ORGANS FOR sale or trade. Any paired organs, best offer. Need posterior coronal heart sections, L. auricle, L. R. ventricle, and associated parts. Phone 88-703 for tissue match.
HNEFATAFL PLAYERS, Swedes or Muscovites. Grand Gateway Tournament. Will teach. 88-122.
PENPAL FROM Toronto would like to hear you tell what it’s like out there. Address Tony, 955 Bay, TorOntCan M5S 2A3.
I NEED to cry. I will help you find your own pain. Ph 88-622.
What made it easy to turn off our insights was that we pretended to each other, and sometimes to ourselves, that what we were doing was preparing ourselves, really well, for the day when the Right trip came along.
It wasn’t hard to do that. A lot of real prospectors did the same thing, between trips. There was a group that called itself the Heechee Seekers, which met on Wednesday nights; it had been started by a prospector named Sam Kahane, kept up by others while he was off on a trip that hadn’t worked out, and now had Sam back in it between trips, while
he was waiting for the other two members of his crew to get back in shape for the next one. (Among other things, they had come back with scurvy, due to a malfunction in the food freezer.) Sam and his friends were gay and apparently set in a permanent three-way relationship, but that didn’t affect his interest in Heechee lore. He had secured tapes of all the lectures of several courses on exostudies from East Texas Reserve, where Professor Hegramet had made himself the world’s foremost authority on Heechee research. I learned a lot I hadn’t known, although the central fact, that there were far more questions than answers about the Heechee, was pretty well known to everybody.
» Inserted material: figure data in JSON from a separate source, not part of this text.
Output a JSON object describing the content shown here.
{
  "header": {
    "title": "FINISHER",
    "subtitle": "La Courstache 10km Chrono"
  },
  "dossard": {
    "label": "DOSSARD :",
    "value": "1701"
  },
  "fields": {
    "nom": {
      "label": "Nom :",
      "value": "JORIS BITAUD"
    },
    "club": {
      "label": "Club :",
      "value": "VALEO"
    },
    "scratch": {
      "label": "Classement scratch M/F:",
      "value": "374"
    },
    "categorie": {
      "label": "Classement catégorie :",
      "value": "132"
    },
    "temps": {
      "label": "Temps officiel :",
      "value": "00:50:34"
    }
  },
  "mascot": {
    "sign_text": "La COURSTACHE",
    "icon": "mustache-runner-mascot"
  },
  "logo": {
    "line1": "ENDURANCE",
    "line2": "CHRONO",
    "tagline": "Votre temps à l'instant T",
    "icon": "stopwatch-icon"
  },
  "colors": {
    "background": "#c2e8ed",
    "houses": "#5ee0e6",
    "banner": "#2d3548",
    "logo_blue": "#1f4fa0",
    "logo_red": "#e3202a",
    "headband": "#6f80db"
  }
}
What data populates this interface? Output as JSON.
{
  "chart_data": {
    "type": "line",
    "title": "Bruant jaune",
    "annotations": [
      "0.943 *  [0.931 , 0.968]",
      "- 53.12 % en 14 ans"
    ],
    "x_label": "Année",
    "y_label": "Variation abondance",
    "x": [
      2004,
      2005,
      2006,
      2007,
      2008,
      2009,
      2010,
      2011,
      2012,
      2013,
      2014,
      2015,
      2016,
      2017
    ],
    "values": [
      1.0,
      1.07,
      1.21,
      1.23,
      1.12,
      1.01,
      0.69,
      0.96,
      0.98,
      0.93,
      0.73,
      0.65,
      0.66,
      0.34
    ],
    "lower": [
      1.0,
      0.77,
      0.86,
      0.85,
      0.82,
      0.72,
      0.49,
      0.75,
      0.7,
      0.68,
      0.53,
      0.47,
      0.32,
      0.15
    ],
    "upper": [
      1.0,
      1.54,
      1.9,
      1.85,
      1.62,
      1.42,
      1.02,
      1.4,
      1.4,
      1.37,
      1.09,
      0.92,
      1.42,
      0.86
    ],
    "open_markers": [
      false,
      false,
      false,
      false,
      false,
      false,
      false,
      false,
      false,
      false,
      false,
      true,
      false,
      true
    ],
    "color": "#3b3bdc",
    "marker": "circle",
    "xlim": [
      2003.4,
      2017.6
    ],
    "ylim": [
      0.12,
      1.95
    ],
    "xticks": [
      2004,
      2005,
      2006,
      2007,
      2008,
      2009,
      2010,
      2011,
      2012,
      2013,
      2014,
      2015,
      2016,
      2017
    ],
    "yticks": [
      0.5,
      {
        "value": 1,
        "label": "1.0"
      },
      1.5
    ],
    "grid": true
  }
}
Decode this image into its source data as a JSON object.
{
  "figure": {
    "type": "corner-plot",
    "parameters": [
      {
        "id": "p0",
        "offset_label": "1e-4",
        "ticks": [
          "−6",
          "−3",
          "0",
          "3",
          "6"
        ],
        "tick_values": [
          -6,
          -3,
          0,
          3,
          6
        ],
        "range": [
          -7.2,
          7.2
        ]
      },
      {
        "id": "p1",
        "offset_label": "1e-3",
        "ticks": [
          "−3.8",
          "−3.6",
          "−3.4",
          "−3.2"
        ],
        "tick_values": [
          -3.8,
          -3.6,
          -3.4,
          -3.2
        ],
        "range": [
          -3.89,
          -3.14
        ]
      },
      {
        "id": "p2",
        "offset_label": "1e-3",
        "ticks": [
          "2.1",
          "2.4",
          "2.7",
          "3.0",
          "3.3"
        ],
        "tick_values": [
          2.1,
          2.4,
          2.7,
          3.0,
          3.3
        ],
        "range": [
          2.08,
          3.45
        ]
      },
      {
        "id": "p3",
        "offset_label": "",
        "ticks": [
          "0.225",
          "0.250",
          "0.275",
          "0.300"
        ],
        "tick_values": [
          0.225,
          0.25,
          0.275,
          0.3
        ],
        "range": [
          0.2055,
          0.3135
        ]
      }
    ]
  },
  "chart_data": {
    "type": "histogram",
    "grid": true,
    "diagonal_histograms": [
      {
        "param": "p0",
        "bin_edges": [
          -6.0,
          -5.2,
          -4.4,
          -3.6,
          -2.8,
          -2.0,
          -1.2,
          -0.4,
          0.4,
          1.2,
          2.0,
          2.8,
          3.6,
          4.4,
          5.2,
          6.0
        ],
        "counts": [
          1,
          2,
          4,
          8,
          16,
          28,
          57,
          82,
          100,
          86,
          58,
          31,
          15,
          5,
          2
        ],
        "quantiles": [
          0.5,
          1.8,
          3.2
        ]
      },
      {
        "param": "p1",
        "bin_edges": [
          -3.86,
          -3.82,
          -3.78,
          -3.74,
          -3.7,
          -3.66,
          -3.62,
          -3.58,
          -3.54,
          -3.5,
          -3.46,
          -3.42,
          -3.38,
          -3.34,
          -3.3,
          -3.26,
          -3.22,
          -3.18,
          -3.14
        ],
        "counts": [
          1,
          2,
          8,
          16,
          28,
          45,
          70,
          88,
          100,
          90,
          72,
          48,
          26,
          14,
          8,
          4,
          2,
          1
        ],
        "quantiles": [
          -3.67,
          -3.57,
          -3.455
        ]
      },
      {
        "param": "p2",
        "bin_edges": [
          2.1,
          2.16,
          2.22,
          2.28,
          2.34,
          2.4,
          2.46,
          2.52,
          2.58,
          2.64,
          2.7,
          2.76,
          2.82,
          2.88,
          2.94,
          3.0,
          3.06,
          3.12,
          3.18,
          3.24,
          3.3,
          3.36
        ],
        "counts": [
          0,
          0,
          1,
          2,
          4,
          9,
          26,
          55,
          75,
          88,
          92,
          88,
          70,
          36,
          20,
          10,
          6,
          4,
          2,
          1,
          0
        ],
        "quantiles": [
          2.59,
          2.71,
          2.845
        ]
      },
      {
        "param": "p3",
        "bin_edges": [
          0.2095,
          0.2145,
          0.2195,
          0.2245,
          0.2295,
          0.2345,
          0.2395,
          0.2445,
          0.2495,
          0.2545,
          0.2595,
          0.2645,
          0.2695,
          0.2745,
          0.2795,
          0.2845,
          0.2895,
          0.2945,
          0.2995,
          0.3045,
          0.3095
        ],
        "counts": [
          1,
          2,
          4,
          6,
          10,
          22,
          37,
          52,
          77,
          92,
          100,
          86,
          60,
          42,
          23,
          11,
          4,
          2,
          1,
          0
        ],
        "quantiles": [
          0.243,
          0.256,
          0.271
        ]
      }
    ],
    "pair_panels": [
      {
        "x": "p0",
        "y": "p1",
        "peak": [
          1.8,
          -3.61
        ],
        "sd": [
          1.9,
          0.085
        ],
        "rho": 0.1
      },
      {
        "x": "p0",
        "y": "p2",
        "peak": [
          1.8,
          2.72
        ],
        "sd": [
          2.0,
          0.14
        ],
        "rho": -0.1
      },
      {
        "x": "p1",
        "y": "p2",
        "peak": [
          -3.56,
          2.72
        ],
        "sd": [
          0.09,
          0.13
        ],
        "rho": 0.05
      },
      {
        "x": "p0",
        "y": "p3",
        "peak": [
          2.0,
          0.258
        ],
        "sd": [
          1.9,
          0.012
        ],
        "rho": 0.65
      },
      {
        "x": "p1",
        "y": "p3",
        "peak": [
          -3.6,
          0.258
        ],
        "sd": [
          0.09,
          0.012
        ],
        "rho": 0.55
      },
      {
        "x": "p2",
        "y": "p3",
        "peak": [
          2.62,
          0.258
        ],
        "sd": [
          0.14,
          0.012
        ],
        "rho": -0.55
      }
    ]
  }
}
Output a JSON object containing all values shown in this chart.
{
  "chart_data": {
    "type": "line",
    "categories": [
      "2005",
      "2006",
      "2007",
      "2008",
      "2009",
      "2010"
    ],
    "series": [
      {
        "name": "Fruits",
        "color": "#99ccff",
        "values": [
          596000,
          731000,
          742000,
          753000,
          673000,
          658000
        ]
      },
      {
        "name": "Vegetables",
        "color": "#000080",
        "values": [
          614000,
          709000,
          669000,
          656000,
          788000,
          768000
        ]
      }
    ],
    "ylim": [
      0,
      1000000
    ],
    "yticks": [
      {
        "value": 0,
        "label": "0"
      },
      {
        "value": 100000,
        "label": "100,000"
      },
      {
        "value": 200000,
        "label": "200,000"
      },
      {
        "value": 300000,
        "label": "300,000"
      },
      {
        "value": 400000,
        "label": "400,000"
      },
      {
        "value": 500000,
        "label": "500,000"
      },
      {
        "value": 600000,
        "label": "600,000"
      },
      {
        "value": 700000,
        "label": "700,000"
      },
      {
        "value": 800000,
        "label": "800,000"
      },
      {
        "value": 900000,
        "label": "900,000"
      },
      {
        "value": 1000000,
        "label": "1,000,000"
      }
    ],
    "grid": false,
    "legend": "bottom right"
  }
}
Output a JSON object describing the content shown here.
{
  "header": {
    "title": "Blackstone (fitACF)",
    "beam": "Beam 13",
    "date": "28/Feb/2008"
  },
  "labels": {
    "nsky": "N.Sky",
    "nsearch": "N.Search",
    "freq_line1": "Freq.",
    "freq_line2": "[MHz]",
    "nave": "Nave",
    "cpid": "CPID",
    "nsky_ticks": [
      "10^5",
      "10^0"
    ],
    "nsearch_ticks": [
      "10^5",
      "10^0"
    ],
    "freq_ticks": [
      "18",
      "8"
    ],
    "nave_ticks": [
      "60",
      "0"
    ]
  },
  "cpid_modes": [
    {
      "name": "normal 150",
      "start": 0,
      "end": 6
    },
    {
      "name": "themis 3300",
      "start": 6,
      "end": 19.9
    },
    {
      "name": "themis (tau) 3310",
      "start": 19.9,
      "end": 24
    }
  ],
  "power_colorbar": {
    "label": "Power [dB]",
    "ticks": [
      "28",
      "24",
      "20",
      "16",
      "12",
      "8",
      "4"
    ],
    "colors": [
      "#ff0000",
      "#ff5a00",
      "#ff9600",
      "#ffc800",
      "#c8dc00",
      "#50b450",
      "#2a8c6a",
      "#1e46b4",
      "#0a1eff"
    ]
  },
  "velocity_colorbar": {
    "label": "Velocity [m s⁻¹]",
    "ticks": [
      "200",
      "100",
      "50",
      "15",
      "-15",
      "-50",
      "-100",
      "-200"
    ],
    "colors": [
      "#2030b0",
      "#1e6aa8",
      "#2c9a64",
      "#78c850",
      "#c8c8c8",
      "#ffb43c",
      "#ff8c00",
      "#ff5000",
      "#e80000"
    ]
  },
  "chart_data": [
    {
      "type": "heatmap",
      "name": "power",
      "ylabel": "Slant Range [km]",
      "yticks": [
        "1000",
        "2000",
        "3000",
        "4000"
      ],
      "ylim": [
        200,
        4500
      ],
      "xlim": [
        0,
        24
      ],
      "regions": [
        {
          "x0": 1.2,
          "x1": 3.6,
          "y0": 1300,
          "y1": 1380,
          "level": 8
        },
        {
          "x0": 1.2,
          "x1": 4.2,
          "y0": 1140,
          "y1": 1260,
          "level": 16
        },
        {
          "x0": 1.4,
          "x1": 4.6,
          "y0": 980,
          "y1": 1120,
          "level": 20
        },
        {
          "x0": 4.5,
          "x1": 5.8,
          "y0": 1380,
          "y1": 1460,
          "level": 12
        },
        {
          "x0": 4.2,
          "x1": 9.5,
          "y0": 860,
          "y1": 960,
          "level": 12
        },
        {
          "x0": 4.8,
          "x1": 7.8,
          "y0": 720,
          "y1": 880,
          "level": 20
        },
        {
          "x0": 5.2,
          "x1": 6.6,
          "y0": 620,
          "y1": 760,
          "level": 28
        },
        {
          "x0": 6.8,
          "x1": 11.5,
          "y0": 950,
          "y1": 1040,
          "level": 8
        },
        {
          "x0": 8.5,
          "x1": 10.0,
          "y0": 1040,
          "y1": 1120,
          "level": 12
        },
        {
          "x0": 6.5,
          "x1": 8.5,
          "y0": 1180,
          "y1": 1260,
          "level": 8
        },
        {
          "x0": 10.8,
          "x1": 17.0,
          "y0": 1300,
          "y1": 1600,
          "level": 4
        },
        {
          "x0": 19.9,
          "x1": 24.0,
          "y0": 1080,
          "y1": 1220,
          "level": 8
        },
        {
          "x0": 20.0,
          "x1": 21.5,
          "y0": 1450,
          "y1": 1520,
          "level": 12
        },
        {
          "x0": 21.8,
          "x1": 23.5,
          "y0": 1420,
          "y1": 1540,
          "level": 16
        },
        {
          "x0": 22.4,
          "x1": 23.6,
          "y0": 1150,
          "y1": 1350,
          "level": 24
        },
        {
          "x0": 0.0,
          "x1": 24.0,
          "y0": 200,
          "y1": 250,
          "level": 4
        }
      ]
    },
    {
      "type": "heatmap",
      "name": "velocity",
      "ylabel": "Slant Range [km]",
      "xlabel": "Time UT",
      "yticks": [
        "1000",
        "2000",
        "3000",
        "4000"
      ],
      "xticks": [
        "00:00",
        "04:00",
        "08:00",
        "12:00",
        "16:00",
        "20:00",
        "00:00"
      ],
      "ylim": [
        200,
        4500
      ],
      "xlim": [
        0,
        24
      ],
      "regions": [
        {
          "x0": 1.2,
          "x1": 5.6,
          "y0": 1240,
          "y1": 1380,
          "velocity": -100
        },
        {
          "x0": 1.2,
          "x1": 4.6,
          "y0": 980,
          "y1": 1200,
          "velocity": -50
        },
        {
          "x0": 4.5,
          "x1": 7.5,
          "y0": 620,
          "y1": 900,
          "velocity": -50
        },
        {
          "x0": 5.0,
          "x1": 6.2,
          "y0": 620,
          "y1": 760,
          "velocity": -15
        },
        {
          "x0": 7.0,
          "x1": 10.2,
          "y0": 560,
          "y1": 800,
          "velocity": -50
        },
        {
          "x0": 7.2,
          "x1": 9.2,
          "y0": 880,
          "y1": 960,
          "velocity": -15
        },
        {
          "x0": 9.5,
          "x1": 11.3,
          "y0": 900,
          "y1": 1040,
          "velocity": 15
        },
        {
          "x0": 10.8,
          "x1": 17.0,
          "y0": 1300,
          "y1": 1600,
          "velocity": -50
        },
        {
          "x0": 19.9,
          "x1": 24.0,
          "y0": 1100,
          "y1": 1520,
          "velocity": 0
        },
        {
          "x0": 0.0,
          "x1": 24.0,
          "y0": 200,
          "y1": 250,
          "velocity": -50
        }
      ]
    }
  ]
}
And we got into physical-fitness groups, where we practiced muscle-toning exercises that you could do without moving any limb more than a few inches, and massage for fun and profit. It was probably profitable, but it was even more fun, particularly sexually. Klara and I learned to do some astonishing things with each other’s bodies. We took a cooking course (you can do a lot with standard rations, if you add a selection of spices and herbs). We acquired a selection of language tapes, in the event we shipped out with non-English-speakers, and practiced taxi-driver Italian and Greek on each other. We even joined an astronomy group. They had access to Gateway’s telescopes, and we spent a fair amount of time looking at Earth and Venus from outside the plane of the ecliptic. Francy Hereira was in that group when he could get time off from the ship. Klara liked him, and so did I, and we formed the habit of having a drink in our rooms — well, Klara’s rooms, but I was spending a lot of time in them — with him after the group. Francy was deeply, almost sensually, interested in what was Out There. He knew all about quasars and black holes and Seyfert galaxies, not to mention things like double stars and novae. We often speculated what it might be like to come out of a mission into the wavefront of a supernova. It could happen. The Heechee were known to have had an interest in observing astrophysical events firsthand. Some of their courses were undoubtedly programmed to bring crews to the vicinity of interesting events, and a pre-supernova was certainly an interesting event. Only now it was a long lot later, and the supernova might not be “pre” anymore.